Confession is Required of the Sinner

6:1 In the year that King Uzziah died, I saw the Lord seated on a throne, high and exalted, and the train of his robe filled the temple. 2 Above him were seraphs, each with six wings: With two wings they covered their faces, with two they covered their feet, and with two they were flying. 3 And they were calling to one another: “Holy, holy, holy is the LORD Almighty; the whole earth is full of his glory.” 4 At the sound of their voices the doorposts and thresholds shook and the temple was filled with smoke. 5 “Woe to me!” I cried. “I am ruined! For I am a man of unclean lips, and I live among a people of unclean lips, and my eyes have seen the King, the LORD Almighty.” 6 Then one of the seraphs flew to me with a live coal in his hand, which he had taken with tongs from the altar. 7 With it he touched my mouth and said, “See, this has touched your lips; your guilt is taken away and your sin atoned for.”

The pastor walked into the church alone and felt an overwhelming sense of God’s holiness. He went to the front, knelt down at the altar rail, and began to beat himself on the chest, crying out, “Oh Lord, I am nothing!”

A few moments later, the minister of music entered the church. He too felt the overwhelming presence of God and, seeing the pastor at the altar, went

and knelt down beside him. He also began to strike his chest and say, “Oh Lord, I am nothing. I am nothing.”

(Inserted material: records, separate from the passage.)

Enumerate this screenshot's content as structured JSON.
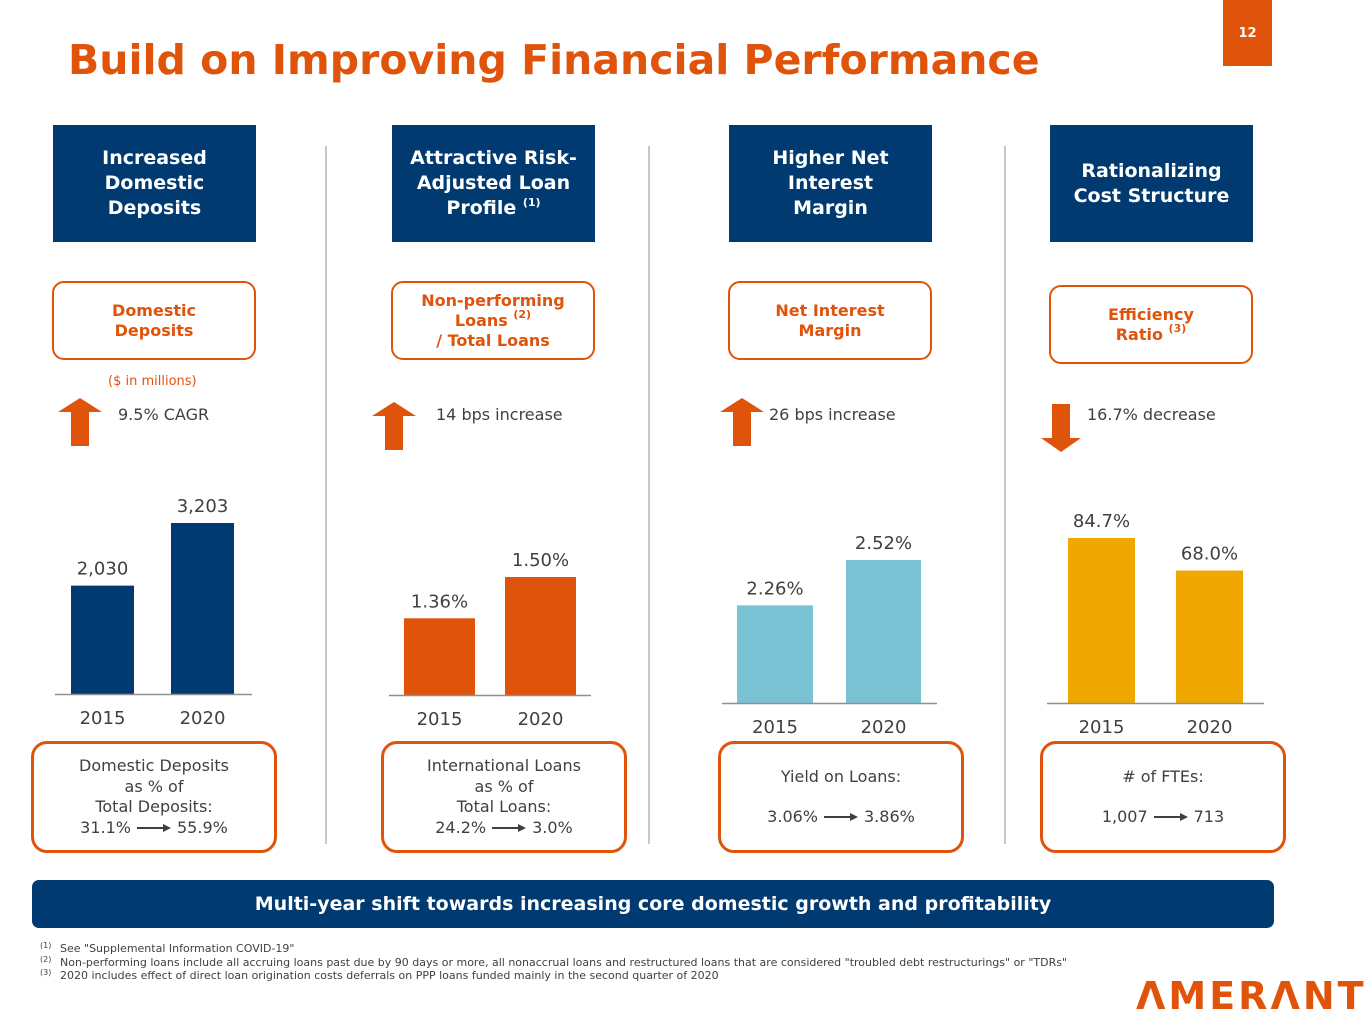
{
  "page": {
    "title": "Build on Improving Financial Performance",
    "page_number": "12"
  },
  "colors": {
    "accent_orange": "#E0530B",
    "navy": "#003A70",
    "light_blue": "#79C3D5",
    "gold": "#F0A800",
    "text_gray": "#404040"
  },
  "columns": [
    {
      "heading": [
        "Increased",
        "Domestic",
        "Deposits"
      ],
      "heading_sup": "",
      "metric": [
        "Domestic",
        "Deposits"
      ],
      "metric_sup": "",
      "units": "($ in millions)",
      "direction": "up",
      "change_text": "9.5% CAGR",
      "bottom": {
        "lines": [
          "Domestic Deposits",
          "as % of",
          "Total Deposits:"
        ],
        "from": "31.1%",
        "to": "55.9%"
      }
    },
    {
      "heading": [
        "Attractive Risk-",
        "Adjusted Loan",
        "Profile"
      ],
      "heading_sup": "(1)",
      "metric": [
        "Non-performing",
        "Loans",
        "/ Total Loans"
      ],
      "metric_sup": "(2)",
      "units": "",
      "direction": "up",
      "change_text": "14 bps increase",
      "bottom": {
        "lines": [
          "International Loans",
          "as % of",
          "Total Loans:"
        ],
        "from": "24.2%",
        "to": "3.0%"
      }
    },
    {
      "heading": [
        "Higher Net",
        "Interest",
        "Margin"
      ],
      "heading_sup": "",
      "metric": [
        "Net Interest",
        "Margin"
      ],
      "metric_sup": "",
      "units": "",
      "direction": "up",
      "change_text": "26 bps increase",
      "bottom": {
        "lines": [
          "Yield on Loans:"
        ],
        "from": "3.06%",
        "to": "3.86%"
      }
    },
    {
      "heading": [
        "Rationalizing",
        "Cost Structure"
      ],
      "heading_sup": "",
      "metric": [
        "Efficiency",
        "Ratio"
      ],
      "metric_sup": "(3)",
      "units": "",
      "direction": "down",
      "change_text": "16.7% decrease",
      "bottom": {
        "lines": [
          "# of FTEs:"
        ],
        "from": "1,007",
        "to": "713"
      }
    }
  ],
  "chart_data": [
    {
      "type": "bar",
      "title": "Domestic Deposits",
      "ylabel": "$ in millions",
      "categories": [
        "2015",
        "2020"
      ],
      "values": [
        2030,
        3203
      ],
      "labels": [
        "2,030",
        "3,203"
      ],
      "color": "#003A70",
      "ylim": [
        0,
        3203
      ],
      "grid": false
    },
    {
      "type": "bar",
      "title": "Non-performing Loans / Total Loans",
      "categories": [
        "2015",
        "2020"
      ],
      "values": [
        1.36,
        1.5
      ],
      "labels": [
        "1.36%",
        "1.50%"
      ],
      "color": "#E0530B",
      "ylim": [
        1.1,
        1.5
      ],
      "grid": false
    },
    {
      "type": "bar",
      "title": "Net Interest Margin",
      "categories": [
        "2015",
        "2020"
      ],
      "values": [
        2.26,
        2.52
      ],
      "labels": [
        "2.26%",
        "2.52%"
      ],
      "color": "#79C3D5",
      "ylim": [
        1.7,
        2.52
      ],
      "grid": false
    },
    {
      "type": "bar",
      "title": "Efficiency Ratio",
      "categories": [
        "2015",
        "2020"
      ],
      "values": [
        84.7,
        68.0
      ],
      "labels": [
        "84.7%",
        "68.0%"
      ],
      "color": "#F0A800",
      "ylim": [
        0,
        84.7
      ],
      "grid": false
    }
  ],
  "banner": "Multi-year shift towards increasing core domestic growth and profitability",
  "footnotes": [
    {
      "mark": "(1)",
      "text": "See \"Supplemental Information COVID-19\""
    },
    {
      "mark": "(2)",
      "text": "Non-performing loans include all accruing loans past due by 90 days or more, all nonaccrual loans and restructured loans that are considered \"troubled debt restructurings\" or \"TDRs\""
    },
    {
      "mark": "(3)",
      "text": "2020 includes effect of direct loan origination costs deferrals on PPP loans funded mainly in the second quarter of 2020"
    }
  ],
  "logo": "ΛMERΛNT"
}
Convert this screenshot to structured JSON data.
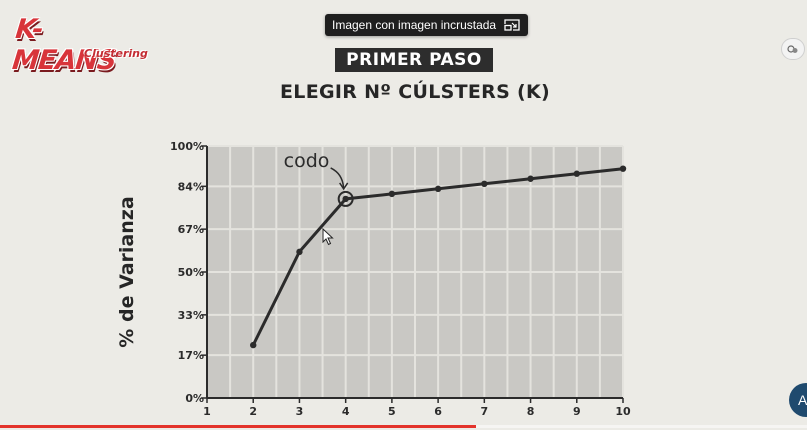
{
  "logo": {
    "main": "K-MEANS",
    "sub": "Clustering"
  },
  "pip_tooltip": {
    "label": "Imagen con imagen incrustada",
    "icon": "picture-in-picture-icon"
  },
  "slide": {
    "step": "PRIMER PASO",
    "subtitle": "ELEGIR Nº CÚLSTERS (K)"
  },
  "overlay": {
    "side_icon": "share-icon",
    "edge_label": "A"
  },
  "video_progress": 0.59,
  "chart_data": {
    "type": "line",
    "x": [
      2,
      3,
      4,
      5,
      6,
      7,
      8,
      9,
      10
    ],
    "y": [
      21,
      58,
      79,
      81,
      83,
      85,
      87,
      89,
      91
    ],
    "x_ticks": [
      "1",
      "2",
      "3",
      "4",
      "5",
      "6",
      "7",
      "8",
      "9",
      "10"
    ],
    "y_ticks": [
      "0%",
      "17%",
      "33%",
      "50%",
      "67%",
      "84%",
      "100%"
    ],
    "y_tick_values": [
      0,
      17,
      33,
      50,
      67,
      84,
      100
    ],
    "xlim": [
      1,
      10
    ],
    "ylim": [
      0,
      100
    ],
    "ylabel": "% de Varianza",
    "xlabel": "",
    "grid": true,
    "line_color": "#2b2b2b",
    "annotation": {
      "text": "codo",
      "x": 4,
      "y": 79
    }
  }
}
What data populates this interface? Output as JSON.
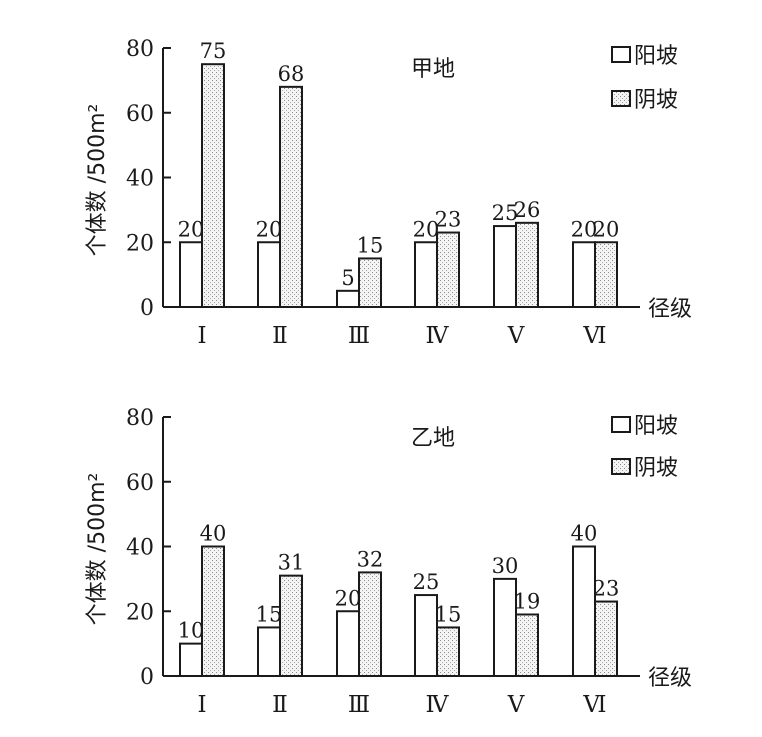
{
  "legend": {
    "sunny_label": "阳坡",
    "shady_label": "阴坡"
  },
  "chart_data": [
    {
      "type": "bar",
      "title": "甲地",
      "ylabel": "个体数 /500m²",
      "xlabel": "径级",
      "ylim": [
        0,
        80
      ],
      "yticks": [
        "0",
        "20",
        "40",
        "60",
        "80"
      ],
      "categories": [
        "Ⅰ",
        "Ⅱ",
        "Ⅲ",
        "Ⅳ",
        "Ⅴ",
        "Ⅵ"
      ],
      "series": [
        {
          "name": "阳坡",
          "values": [
            20,
            20,
            5,
            20,
            25,
            20
          ]
        },
        {
          "name": "阴坡",
          "values": [
            75,
            68,
            15,
            23,
            26,
            20
          ]
        }
      ],
      "legend_position": "top-right",
      "grid": false
    },
    {
      "type": "bar",
      "title": "乙地",
      "ylabel": "个体数 /500m²",
      "xlabel": "径级",
      "ylim": [
        0,
        80
      ],
      "yticks": [
        "0",
        "20",
        "40",
        "60",
        "80"
      ],
      "categories": [
        "Ⅰ",
        "Ⅱ",
        "Ⅲ",
        "Ⅳ",
        "Ⅴ",
        "Ⅵ"
      ],
      "series": [
        {
          "name": "阳坡",
          "values": [
            10,
            15,
            20,
            25,
            30,
            40
          ]
        },
        {
          "name": "阴坡",
          "values": [
            40,
            31,
            32,
            15,
            19,
            23
          ]
        }
      ],
      "legend_position": "top-right",
      "grid": false
    }
  ]
}
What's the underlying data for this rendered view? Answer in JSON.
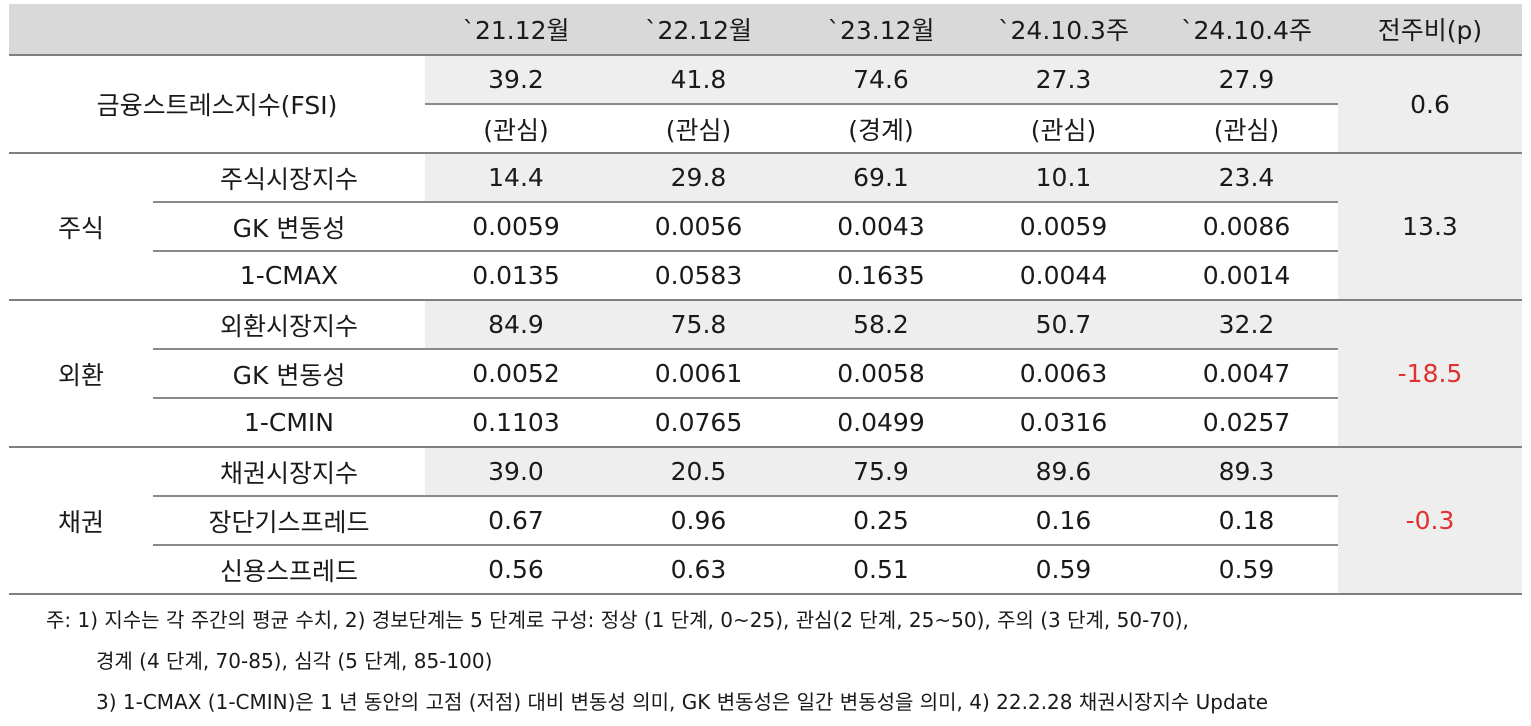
{
  "header": {
    "corner": "",
    "columns": [
      "`21.12월",
      "`22.12월",
      "`23.12월",
      "`24.10.3주",
      "`24.10.4주"
    ],
    "change": "전주비(p)"
  },
  "fsi": {
    "label": "금융스트레스지수(FSI)",
    "values": [
      "39.2",
      "41.8",
      "74.6",
      "27.3",
      "27.9"
    ],
    "levels": [
      "(관심)",
      "(관심)",
      "(경계)",
      "(관심)",
      "(관심)"
    ],
    "change": "0.6"
  },
  "groups": [
    {
      "name": "주식",
      "change": "13.3",
      "change_negative": false,
      "rows": [
        {
          "label": "주식시장지수",
          "values": [
            "14.4",
            "29.8",
            "69.1",
            "10.1",
            "23.4"
          ]
        },
        {
          "label": "GK 변동성",
          "values": [
            "0.0059",
            "0.0056",
            "0.0043",
            "0.0059",
            "0.0086"
          ]
        },
        {
          "label": "1-CMAX",
          "values": [
            "0.0135",
            "0.0583",
            "0.1635",
            "0.0044",
            "0.0014"
          ]
        }
      ]
    },
    {
      "name": "외환",
      "change": "-18.5",
      "change_negative": true,
      "rows": [
        {
          "label": "외환시장지수",
          "values": [
            "84.9",
            "75.8",
            "58.2",
            "50.7",
            "32.2"
          ]
        },
        {
          "label": "GK 변동성",
          "values": [
            "0.0052",
            "0.0061",
            "0.0058",
            "0.0063",
            "0.0047"
          ]
        },
        {
          "label": "1-CMIN",
          "values": [
            "0.1103",
            "0.0765",
            "0.0499",
            "0.0316",
            "0.0257"
          ]
        }
      ]
    },
    {
      "name": "채권",
      "change": "-0.3",
      "change_negative": true,
      "rows": [
        {
          "label": "채권시장지수",
          "values": [
            "39.0",
            "20.5",
            "75.9",
            "89.6",
            "89.3"
          ]
        },
        {
          "label": "장단기스프레드",
          "values": [
            "0.67",
            "0.96",
            "0.25",
            "0.16",
            "0.18"
          ]
        },
        {
          "label": "신용스프레드",
          "values": [
            "0.56",
            "0.63",
            "0.51",
            "0.59",
            "0.59"
          ]
        }
      ]
    }
  ],
  "colors": {
    "negative": "#e03030",
    "header_bg": "#d9d9d9",
    "shade_bg": "#eeeeee"
  },
  "notes": [
    "주: 1) 지수는 각 주간의 평균 수치, 2) 경보단계는 5 단계로 구성: 정상 (1 단계, 0~25), 관심(2 단계, 25~50), 주의 (3 단계, 50-70),",
    "경계 (4 단계, 70-85), 심각 (5 단계, 85-100)",
    "3) 1-CMAX (1-CMIN)은 1 년 동안의 고점 (저점) 대비 변동성 의미, GK 변동성은 일간 변동성을 의미, 4) 22.2.28 채권시장지수 Update"
  ]
}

It happened that the whole staff, one by one, began coming in. The minister of recreation, the minister of education, eventually, the whole staff, all kneeling at the altar bemoaning their “nothingness” before the Almighty.

A little while later, the church custodian came in and got caught up in the revival, as well. He knelt beside the ministerial colleagues and began beating on his chest, adding to the refrain, “Oh Lord, I am nothing. I am nothing.”

At that moment the pastor looked up, saw the janitor, and nudged the minister of music. “Well, well,” he said. “Just look at who thinks he’s nothing!”